Many years ago I spent a summer in Florida working for the Naples Daily News website. One of my jobs was to keep the hurricane section up to date – so I scoured state, county and federal government sources and wire stories to find every informative map that I could get my hands on. What we had available on the web back then pales in comparison to the information rich interface at Stormpulse.com.
The screenshot above is from the site, tracking Hurricane Gustav as it climbs up Louisiana, just missing New Orleans. It doesn’t take an information design expert to tell you that weather and disaster news can be expressed very effectively with maps. Stormpulse does a particularly good job, pulling together data from various sources including satellite cloud cover maps, ocean buoy data, and a large number of forecast models.

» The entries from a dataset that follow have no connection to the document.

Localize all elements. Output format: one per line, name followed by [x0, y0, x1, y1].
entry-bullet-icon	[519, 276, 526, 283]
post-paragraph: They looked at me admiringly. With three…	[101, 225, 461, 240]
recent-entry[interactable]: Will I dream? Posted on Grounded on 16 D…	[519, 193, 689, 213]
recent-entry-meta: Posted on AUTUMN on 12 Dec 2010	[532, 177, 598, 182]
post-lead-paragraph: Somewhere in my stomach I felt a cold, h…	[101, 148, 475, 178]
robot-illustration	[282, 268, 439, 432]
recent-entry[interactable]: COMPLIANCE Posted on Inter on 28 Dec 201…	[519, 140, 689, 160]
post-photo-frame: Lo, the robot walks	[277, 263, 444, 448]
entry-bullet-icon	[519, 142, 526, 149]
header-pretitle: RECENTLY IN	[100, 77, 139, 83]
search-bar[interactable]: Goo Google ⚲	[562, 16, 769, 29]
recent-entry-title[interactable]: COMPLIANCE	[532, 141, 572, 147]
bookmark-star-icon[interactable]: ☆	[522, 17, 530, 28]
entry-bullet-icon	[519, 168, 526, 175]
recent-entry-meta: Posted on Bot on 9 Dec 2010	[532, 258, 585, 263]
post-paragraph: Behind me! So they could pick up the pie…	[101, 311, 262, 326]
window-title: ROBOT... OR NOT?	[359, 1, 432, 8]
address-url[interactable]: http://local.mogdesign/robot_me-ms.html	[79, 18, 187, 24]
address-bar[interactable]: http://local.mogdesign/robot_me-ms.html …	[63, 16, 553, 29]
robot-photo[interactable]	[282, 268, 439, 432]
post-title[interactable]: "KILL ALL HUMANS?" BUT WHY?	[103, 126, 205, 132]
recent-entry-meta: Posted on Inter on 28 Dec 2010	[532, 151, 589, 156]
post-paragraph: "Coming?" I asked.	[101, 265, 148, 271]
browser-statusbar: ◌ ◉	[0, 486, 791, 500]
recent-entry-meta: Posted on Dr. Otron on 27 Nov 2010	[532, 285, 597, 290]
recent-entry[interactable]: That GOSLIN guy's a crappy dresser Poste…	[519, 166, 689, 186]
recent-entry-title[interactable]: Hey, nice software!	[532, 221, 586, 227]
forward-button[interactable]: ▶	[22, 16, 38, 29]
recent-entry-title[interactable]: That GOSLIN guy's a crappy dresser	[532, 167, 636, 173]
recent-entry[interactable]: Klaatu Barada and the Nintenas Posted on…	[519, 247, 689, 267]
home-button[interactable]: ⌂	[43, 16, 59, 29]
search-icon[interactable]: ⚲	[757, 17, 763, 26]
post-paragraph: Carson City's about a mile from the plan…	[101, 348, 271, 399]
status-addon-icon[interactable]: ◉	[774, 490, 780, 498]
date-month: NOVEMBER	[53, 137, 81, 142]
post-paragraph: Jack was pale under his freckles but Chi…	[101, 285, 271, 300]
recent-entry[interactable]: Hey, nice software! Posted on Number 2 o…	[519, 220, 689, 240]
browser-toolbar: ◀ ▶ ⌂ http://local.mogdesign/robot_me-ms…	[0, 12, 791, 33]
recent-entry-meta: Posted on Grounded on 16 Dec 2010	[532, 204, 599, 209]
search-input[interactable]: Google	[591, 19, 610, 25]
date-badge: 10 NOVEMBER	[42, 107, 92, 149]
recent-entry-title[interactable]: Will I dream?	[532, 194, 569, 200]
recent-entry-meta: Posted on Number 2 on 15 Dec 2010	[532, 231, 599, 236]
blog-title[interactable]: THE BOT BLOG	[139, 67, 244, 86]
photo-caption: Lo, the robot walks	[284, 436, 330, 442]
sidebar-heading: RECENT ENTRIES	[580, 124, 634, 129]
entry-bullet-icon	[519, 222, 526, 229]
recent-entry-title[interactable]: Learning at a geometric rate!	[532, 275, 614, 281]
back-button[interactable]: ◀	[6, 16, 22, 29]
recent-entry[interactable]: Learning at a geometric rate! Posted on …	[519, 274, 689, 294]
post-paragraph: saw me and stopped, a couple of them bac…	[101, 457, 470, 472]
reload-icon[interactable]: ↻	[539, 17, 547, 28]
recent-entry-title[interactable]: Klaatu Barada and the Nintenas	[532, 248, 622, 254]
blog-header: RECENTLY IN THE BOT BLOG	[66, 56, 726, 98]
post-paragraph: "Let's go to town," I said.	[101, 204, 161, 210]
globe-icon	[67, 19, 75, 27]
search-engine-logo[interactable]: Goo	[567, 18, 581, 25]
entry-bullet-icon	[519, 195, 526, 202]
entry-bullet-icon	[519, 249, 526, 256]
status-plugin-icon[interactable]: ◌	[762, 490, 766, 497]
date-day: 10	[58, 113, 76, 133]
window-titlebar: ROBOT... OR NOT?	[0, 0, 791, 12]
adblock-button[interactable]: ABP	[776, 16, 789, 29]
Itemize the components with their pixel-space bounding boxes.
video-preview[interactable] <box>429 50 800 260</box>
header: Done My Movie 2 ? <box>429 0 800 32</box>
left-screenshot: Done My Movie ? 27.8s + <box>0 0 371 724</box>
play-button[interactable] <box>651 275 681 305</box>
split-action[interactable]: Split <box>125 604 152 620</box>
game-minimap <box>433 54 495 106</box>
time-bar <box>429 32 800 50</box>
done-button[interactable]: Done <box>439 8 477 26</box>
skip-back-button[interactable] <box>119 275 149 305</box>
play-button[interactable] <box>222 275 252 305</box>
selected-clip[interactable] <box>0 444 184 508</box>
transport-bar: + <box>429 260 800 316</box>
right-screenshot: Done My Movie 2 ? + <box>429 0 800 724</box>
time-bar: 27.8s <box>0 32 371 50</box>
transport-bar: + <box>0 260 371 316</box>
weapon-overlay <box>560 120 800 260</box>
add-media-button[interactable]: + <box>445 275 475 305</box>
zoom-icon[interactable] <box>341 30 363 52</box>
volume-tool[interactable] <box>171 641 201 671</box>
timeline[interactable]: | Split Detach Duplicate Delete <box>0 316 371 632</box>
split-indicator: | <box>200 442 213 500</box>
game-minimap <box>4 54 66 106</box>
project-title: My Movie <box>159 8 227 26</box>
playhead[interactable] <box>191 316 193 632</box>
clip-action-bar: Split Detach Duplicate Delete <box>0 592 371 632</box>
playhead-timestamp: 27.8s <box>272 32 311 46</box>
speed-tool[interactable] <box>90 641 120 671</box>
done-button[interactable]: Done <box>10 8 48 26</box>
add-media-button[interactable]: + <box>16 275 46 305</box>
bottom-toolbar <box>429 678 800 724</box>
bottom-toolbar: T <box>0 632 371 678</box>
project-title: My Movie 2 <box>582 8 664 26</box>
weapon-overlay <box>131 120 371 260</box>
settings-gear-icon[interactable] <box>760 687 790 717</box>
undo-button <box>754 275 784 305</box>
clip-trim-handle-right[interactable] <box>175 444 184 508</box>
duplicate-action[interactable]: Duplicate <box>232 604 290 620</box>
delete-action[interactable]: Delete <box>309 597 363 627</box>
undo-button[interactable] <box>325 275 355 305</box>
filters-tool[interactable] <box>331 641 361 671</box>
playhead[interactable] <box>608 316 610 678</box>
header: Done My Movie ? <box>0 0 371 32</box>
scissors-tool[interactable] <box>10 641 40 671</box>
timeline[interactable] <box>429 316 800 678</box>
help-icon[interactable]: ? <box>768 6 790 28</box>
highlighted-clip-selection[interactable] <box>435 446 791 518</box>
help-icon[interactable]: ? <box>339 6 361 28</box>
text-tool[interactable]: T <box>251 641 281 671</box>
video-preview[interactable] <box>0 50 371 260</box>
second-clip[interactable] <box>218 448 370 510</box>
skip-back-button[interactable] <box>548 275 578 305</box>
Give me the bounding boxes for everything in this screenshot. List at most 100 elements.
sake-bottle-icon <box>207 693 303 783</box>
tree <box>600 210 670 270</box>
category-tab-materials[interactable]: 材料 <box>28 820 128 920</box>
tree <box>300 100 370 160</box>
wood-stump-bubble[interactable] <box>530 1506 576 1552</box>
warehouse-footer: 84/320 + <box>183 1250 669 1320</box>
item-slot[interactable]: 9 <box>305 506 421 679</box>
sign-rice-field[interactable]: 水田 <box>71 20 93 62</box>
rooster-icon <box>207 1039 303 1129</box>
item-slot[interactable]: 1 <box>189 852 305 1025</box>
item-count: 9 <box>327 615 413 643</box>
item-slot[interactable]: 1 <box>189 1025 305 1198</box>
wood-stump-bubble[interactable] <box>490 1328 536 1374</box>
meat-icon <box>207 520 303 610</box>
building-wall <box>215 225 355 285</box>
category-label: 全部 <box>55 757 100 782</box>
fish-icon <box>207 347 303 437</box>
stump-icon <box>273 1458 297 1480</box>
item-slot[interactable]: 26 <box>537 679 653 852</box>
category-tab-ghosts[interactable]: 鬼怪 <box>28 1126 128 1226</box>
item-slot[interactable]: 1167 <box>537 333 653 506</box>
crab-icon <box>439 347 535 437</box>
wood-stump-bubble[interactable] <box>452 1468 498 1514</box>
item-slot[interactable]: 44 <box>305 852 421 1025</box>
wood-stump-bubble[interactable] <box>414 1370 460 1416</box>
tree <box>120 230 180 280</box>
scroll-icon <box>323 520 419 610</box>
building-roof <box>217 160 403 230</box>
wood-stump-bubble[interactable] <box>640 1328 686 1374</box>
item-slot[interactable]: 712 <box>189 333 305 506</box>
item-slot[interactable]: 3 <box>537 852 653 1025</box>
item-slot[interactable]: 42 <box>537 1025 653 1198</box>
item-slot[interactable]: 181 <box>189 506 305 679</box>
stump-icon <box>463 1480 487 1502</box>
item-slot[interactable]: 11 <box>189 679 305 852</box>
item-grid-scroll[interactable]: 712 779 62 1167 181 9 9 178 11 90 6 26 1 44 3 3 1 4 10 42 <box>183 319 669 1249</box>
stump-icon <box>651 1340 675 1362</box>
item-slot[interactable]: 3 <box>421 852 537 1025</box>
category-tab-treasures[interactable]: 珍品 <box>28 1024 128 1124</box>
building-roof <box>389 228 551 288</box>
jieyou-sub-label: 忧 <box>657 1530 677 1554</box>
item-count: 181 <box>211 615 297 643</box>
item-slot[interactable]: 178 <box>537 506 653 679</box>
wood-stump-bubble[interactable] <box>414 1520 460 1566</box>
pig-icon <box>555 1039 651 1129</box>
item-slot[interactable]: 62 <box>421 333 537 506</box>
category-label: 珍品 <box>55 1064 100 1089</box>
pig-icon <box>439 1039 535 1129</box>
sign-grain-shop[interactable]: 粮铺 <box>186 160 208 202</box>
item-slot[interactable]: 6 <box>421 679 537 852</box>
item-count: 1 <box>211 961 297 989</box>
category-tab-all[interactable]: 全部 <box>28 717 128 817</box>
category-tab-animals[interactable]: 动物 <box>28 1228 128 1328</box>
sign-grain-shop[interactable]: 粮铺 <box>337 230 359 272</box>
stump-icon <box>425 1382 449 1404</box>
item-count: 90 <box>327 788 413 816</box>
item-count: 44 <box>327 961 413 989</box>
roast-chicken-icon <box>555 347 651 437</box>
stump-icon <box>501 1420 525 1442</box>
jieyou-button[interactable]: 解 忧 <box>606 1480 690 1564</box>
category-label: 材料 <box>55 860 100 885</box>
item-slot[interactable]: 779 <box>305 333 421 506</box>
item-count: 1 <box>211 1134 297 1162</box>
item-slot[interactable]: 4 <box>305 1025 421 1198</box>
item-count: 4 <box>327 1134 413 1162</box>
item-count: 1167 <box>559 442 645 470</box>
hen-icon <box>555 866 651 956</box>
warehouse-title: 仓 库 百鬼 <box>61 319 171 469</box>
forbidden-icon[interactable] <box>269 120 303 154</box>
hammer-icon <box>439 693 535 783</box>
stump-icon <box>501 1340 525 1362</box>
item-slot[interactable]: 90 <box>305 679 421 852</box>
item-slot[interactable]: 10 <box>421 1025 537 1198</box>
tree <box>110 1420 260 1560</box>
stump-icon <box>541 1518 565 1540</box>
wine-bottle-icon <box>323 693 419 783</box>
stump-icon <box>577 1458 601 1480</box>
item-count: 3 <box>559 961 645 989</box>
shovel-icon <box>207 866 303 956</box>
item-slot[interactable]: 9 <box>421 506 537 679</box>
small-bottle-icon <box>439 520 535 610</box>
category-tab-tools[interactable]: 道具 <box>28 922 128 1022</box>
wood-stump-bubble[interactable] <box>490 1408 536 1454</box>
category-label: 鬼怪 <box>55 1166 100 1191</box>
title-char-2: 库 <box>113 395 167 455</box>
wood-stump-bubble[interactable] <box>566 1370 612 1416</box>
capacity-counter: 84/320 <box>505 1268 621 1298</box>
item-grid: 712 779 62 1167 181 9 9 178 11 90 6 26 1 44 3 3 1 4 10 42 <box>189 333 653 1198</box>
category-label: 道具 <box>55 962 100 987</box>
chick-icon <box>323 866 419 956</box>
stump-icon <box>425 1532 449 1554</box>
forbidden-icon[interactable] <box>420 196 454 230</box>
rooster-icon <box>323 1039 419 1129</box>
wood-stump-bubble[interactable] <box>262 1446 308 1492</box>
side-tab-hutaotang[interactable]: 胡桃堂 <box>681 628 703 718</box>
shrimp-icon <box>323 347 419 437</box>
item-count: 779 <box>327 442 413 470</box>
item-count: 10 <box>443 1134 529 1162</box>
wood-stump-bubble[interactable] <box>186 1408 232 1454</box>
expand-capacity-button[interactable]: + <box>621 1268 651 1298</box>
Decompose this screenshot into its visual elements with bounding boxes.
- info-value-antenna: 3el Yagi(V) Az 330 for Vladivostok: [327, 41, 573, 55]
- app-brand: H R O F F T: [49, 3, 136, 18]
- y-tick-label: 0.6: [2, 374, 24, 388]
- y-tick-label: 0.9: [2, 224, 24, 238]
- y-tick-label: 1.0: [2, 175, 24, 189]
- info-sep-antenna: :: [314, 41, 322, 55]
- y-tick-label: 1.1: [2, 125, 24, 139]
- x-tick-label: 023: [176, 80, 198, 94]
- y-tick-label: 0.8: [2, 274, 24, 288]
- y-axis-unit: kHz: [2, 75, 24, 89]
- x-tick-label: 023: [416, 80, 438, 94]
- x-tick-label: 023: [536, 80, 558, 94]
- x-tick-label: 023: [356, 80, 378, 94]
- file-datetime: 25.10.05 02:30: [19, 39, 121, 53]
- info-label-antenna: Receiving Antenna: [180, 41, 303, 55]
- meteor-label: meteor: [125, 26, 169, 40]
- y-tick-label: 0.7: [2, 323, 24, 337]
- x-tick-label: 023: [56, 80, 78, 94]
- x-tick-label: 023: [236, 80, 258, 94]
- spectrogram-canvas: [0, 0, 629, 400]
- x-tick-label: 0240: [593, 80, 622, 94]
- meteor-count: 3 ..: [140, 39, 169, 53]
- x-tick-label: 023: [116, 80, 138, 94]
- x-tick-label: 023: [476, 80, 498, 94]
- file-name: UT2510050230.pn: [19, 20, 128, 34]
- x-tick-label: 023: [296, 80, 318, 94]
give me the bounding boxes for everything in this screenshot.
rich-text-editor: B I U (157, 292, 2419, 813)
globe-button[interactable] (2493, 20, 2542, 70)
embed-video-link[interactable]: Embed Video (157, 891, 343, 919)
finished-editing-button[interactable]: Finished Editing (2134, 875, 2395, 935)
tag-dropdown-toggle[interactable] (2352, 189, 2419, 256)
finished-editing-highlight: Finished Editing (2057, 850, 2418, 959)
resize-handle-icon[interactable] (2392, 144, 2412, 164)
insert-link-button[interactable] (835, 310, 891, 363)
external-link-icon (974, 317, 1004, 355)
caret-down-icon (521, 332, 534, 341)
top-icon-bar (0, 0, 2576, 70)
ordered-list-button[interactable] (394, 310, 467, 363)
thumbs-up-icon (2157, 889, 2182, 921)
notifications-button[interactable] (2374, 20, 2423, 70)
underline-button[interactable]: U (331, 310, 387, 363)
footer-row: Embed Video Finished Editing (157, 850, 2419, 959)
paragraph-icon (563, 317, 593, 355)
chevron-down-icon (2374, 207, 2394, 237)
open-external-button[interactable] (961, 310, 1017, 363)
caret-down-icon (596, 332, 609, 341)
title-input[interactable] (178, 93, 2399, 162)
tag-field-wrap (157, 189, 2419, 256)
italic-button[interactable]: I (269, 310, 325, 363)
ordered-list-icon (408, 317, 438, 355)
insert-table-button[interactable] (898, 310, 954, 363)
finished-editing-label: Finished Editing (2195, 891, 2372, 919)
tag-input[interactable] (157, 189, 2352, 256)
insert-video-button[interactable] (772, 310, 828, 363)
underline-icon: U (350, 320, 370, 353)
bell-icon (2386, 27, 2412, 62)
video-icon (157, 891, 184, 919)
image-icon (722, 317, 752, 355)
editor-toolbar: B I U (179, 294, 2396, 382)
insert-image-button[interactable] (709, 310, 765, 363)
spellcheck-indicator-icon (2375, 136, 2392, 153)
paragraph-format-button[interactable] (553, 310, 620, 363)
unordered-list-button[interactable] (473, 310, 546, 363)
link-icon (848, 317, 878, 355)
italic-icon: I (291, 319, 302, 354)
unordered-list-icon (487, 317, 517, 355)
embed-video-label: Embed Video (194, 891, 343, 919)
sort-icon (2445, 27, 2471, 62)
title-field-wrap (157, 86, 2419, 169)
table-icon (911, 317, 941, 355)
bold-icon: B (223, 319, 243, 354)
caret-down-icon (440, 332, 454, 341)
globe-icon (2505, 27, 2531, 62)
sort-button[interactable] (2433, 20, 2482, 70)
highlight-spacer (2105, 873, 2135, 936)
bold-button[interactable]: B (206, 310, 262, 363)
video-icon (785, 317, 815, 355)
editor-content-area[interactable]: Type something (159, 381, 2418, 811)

The site also keeps some historical data on file, which was something I’ve found particularly perplexing when checking out storm maps in the past (I admit I’m a bit of a weather geek too). Especially back in the days of pre-rendered maps, why wouldn’t you store everything and make it available to users? Hurricanes might seem like very time-bound events, but they can cause profound changes in people’s lives that resonate for decades to come, and historical data can be useful in predicting future storms.
Another interesting thing to note is that they are not using the Google Maps API, which seems to be the go-to API for many web mapping efforts. In fact they offer and API of their own, although it’s limited to embedding self-contained maps.